Description: An integer divides another iff it divides their sum. (Contributed by Paul Chapman, 31-Mar-2011) (Revised by Mario Carneiro, 13-Jul-2014)

		Ref	Expression
	Assertion	dvdsadd	\|- ( ( M e. ZZ /\ N e. ZZ ) -> ( M \|\| N <-> M \|\| ( M + N ) ) )

Proof

Step	Hyp	Ref	Expression
1		simpl	\|- ( ( M e. ZZ /\ N e. ZZ ) -> M e. ZZ )
2		zaddcl	\|- ( ( M e. ZZ /\ N e. ZZ ) -> ( M + N ) e. ZZ )
3		simpr	\|- ( ( M e. ZZ /\ N e. ZZ ) -> N e. ZZ )
4		iddvds	\|- ( M e. ZZ -> M \|\| M )
5	4	adantr	\|- ( ( M e.
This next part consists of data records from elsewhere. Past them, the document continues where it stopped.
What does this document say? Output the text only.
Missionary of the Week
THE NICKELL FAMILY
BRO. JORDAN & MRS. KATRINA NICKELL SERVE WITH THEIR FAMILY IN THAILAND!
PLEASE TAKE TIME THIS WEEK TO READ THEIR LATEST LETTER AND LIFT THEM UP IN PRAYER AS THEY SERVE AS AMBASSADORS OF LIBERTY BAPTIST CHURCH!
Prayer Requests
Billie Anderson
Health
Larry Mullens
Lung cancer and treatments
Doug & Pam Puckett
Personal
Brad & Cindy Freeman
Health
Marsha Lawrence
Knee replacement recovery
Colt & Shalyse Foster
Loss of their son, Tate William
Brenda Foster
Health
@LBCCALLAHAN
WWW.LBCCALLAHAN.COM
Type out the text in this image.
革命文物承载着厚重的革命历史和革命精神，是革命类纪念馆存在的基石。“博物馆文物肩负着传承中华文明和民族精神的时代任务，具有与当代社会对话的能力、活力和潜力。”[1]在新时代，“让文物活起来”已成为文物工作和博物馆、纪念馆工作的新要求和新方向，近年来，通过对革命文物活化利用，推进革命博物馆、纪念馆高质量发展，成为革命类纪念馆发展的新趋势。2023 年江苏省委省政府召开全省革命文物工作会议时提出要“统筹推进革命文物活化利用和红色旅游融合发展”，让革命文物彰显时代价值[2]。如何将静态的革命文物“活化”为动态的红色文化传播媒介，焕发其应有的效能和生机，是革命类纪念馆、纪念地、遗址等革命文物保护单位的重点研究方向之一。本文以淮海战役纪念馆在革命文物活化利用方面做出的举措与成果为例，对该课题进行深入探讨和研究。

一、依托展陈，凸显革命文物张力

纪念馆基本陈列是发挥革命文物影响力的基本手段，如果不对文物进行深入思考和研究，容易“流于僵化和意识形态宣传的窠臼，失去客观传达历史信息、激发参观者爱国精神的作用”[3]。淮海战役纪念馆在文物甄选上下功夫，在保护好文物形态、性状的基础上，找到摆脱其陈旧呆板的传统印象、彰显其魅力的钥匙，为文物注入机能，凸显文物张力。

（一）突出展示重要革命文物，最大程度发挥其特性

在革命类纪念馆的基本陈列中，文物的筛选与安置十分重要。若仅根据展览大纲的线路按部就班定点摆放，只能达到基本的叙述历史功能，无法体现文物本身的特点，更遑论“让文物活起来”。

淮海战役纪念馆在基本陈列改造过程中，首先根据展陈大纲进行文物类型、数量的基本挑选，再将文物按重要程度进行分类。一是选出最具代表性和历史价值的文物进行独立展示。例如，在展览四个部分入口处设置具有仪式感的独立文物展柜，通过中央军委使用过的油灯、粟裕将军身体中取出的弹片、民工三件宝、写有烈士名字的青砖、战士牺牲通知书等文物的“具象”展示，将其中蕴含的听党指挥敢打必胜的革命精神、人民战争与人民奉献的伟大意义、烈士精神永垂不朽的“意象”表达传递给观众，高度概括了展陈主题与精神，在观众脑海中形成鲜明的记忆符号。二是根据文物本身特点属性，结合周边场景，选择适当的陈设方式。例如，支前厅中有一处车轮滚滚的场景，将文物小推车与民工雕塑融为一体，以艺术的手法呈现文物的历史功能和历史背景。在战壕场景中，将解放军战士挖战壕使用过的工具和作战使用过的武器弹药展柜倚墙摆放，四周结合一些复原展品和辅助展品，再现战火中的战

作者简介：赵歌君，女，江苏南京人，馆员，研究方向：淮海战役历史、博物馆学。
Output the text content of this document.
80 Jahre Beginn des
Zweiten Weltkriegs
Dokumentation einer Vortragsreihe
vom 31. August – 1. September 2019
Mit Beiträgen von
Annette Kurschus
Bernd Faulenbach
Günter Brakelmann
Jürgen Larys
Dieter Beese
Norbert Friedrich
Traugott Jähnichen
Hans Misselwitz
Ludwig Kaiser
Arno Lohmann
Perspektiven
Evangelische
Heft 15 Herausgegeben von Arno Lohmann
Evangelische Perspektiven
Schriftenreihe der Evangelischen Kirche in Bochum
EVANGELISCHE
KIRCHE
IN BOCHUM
ZZ /\ N e. ZZ ) -> M \|\| M )
6		zcn	\|- ( M e. ZZ -> M e. CC )
7		zcn	\|- ( N e. ZZ -> N e. CC )
8		pncan	\|- ( ( M e. CC /\ N e. CC ) -> ( ( M + N ) - N ) = M )
9	6 7 8	syl2an	\|- ( ( M e. ZZ /\ N e. ZZ ) -> ( ( M + N ) - N ) = M )
10	5 9	breqtrrd	\|- ( ( M e. ZZ /\ N e. ZZ ) -> M \|\| ( ( M + N ) - N ) )
11		dvdssub2	\|- ( ( ( M e. ZZ /\ ( M + N ) e. ZZ /\ N e. ZZ ) /\ M \|\| ( ( M + N ) - N ) ) -> ( M \|\| ( M + N ) <-> M \|\| N ) )
12	1 2 3 10 11	syl31anc	\|- ( ( M e. ZZ /\ N e. ZZ ) -> ( M \|\| ( M + N ) <-> M \|\| N ) )
13	12	bicomd	\|- ( ( M e. ZZ /\ N e. ZZ ) -> ( M \|\| N <-> M \|\| ( M + N ) ) )